My favorite Scrum Master used the word "uniqify" in a sprint planning call today, as in "Could you uniqify that expression?" I poked him through the instant message tool we have because he had recently taken me to task for using the word "epistemology" in a design session.
It turns out that this is a fairly common pattern in Ruby, as in stringify, uniquify, htmlify, etc.
The rule seems to be that the verb [term]ify means to take the ensuing object of the verb and give it the qualities of the [term].

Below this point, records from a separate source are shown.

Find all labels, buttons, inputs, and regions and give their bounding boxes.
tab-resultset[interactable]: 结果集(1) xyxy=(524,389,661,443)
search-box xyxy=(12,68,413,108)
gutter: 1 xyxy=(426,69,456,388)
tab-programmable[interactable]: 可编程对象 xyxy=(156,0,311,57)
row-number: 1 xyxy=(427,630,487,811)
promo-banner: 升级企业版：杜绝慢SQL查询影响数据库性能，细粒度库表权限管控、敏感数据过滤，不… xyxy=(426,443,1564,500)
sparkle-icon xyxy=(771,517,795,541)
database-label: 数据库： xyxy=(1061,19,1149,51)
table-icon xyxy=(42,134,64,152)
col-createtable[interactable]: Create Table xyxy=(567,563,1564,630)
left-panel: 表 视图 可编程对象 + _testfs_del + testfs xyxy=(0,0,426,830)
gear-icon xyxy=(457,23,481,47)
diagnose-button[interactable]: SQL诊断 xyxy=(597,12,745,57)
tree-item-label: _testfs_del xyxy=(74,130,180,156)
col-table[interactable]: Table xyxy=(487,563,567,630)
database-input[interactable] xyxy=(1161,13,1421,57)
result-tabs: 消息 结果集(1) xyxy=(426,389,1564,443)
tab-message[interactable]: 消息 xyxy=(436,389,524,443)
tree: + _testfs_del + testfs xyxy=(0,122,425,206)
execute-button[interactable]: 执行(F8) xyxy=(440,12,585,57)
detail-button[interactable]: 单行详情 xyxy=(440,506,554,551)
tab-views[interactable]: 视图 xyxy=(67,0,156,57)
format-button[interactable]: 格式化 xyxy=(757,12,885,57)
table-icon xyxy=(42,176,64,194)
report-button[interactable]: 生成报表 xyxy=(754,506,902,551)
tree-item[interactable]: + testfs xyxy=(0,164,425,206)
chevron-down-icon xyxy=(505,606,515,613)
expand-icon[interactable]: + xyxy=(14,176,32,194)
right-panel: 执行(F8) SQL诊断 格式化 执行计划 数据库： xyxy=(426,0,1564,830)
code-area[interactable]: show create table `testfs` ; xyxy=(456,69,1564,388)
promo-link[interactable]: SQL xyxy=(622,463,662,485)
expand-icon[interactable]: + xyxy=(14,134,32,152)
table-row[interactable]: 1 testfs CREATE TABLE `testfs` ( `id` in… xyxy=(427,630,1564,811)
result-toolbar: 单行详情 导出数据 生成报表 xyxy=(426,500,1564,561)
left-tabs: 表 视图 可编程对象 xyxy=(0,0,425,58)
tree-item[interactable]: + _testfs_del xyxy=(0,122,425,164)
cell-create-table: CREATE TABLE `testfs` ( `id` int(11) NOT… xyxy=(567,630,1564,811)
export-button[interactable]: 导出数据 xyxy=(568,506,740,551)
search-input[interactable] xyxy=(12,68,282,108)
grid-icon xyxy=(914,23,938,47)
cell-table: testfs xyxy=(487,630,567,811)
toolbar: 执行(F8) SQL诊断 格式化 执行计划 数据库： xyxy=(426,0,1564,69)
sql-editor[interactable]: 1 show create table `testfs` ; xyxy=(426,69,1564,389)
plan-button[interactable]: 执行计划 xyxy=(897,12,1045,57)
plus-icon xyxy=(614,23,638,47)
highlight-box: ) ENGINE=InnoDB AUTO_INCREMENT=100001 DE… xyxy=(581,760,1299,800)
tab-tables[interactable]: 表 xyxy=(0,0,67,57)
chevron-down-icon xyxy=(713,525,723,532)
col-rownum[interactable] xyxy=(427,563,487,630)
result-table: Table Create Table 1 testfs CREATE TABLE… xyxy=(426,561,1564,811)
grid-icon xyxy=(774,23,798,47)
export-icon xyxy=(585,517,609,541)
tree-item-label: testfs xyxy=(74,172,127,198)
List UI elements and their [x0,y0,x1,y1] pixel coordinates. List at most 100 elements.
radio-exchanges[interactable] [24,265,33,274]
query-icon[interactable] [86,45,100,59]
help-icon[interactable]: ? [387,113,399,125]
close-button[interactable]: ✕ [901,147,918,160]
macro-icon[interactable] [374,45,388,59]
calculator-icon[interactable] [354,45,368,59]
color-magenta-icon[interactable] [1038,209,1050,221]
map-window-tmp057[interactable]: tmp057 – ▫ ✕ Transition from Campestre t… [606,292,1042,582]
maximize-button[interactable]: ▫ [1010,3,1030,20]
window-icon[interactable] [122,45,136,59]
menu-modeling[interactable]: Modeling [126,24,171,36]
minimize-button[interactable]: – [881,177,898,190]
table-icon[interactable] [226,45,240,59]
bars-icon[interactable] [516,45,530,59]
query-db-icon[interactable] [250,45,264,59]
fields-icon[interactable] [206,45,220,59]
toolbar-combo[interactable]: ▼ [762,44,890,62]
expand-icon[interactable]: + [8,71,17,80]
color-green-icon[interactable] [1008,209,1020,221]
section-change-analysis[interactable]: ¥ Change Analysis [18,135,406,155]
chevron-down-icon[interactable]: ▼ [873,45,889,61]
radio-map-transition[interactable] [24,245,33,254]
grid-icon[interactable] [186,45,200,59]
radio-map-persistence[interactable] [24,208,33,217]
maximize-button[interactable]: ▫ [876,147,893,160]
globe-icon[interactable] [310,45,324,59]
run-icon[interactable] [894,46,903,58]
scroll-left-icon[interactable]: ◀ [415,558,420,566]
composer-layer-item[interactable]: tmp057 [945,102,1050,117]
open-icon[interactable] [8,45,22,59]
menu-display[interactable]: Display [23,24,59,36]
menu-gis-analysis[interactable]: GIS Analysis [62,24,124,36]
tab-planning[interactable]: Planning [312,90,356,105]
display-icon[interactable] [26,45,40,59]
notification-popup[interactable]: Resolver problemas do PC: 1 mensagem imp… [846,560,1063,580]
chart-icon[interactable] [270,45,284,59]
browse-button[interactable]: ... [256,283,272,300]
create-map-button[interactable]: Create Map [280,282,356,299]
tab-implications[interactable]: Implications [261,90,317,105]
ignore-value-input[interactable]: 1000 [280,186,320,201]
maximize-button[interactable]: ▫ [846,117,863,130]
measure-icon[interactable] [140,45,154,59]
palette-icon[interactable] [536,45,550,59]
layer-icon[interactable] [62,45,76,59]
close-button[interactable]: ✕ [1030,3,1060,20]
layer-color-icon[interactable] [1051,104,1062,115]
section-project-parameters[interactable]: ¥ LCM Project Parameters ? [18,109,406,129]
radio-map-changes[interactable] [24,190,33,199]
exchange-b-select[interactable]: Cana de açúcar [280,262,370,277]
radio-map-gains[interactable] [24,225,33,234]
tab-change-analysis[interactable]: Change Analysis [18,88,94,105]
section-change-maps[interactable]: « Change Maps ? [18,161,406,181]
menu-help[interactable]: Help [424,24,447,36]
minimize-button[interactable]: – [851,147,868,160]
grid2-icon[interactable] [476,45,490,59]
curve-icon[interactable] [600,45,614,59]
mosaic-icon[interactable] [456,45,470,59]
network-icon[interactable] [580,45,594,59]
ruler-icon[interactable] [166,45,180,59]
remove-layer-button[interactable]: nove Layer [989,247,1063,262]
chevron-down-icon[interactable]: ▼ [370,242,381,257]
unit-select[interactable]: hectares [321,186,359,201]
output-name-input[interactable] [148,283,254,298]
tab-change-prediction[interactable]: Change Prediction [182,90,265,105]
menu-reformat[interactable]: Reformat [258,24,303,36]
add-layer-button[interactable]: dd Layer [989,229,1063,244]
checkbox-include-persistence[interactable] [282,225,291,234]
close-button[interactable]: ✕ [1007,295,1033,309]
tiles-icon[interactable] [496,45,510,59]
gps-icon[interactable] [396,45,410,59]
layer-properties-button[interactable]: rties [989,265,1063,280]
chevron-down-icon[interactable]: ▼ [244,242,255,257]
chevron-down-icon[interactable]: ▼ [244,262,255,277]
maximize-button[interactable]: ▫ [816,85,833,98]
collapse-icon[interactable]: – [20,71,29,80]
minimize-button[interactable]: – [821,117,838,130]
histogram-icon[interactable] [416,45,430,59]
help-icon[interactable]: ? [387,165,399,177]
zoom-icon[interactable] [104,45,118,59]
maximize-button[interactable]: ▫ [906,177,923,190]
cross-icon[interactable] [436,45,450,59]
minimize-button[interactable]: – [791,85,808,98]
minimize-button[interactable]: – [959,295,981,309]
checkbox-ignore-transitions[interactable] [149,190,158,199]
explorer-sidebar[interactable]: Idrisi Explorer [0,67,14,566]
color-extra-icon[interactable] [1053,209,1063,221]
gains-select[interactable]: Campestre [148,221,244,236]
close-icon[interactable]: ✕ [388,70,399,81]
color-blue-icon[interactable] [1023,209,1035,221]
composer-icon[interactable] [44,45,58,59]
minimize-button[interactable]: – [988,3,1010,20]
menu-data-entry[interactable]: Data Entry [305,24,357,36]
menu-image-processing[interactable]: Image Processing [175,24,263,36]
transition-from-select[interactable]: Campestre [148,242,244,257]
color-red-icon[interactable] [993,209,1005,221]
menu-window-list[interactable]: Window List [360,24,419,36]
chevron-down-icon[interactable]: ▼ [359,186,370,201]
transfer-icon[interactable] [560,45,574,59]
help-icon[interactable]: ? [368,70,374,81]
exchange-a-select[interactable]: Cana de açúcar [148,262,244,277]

Of course, this has instances in our day-to-day language, that's where all these types of linguistic manipulations have their origin. To "liquify" is to to make the object like liquid. Its opposite is "solidify." It's very similar to putting "ize" at the end of a term to make a verb--but I sense a subtle difference I haven't yet quite distilled.
As an amateur linguist, I LOVE when a language can do this. Arabic does it on steroids, having a very complex set of patterns that decomposes just about every word down to a tri-literal root. Verb forms take their nuances from the root, as do noun patterns for the doer, the done-to, and the where-done.
English doesn't do it nearly enough. Sure, add and "er" to the end of a verb to get the doer, as in writer, rider, sleeper. Sometimes an "ee" to get the done-to, as in payee. Do we even have a pattern for deriving the noun for where-done from the verb? For example, the Arabic word for school, madresa, comes from a pattern that makes it "the place where studying is made to happen."
HTMLify is my favorite so far. "Can you express this in HTML?" becomes "HTMLify it."
Tonight I'm going to mealify some leftovers. Anyone who thinks that means "reheat" has never seen what I can do for leftovers.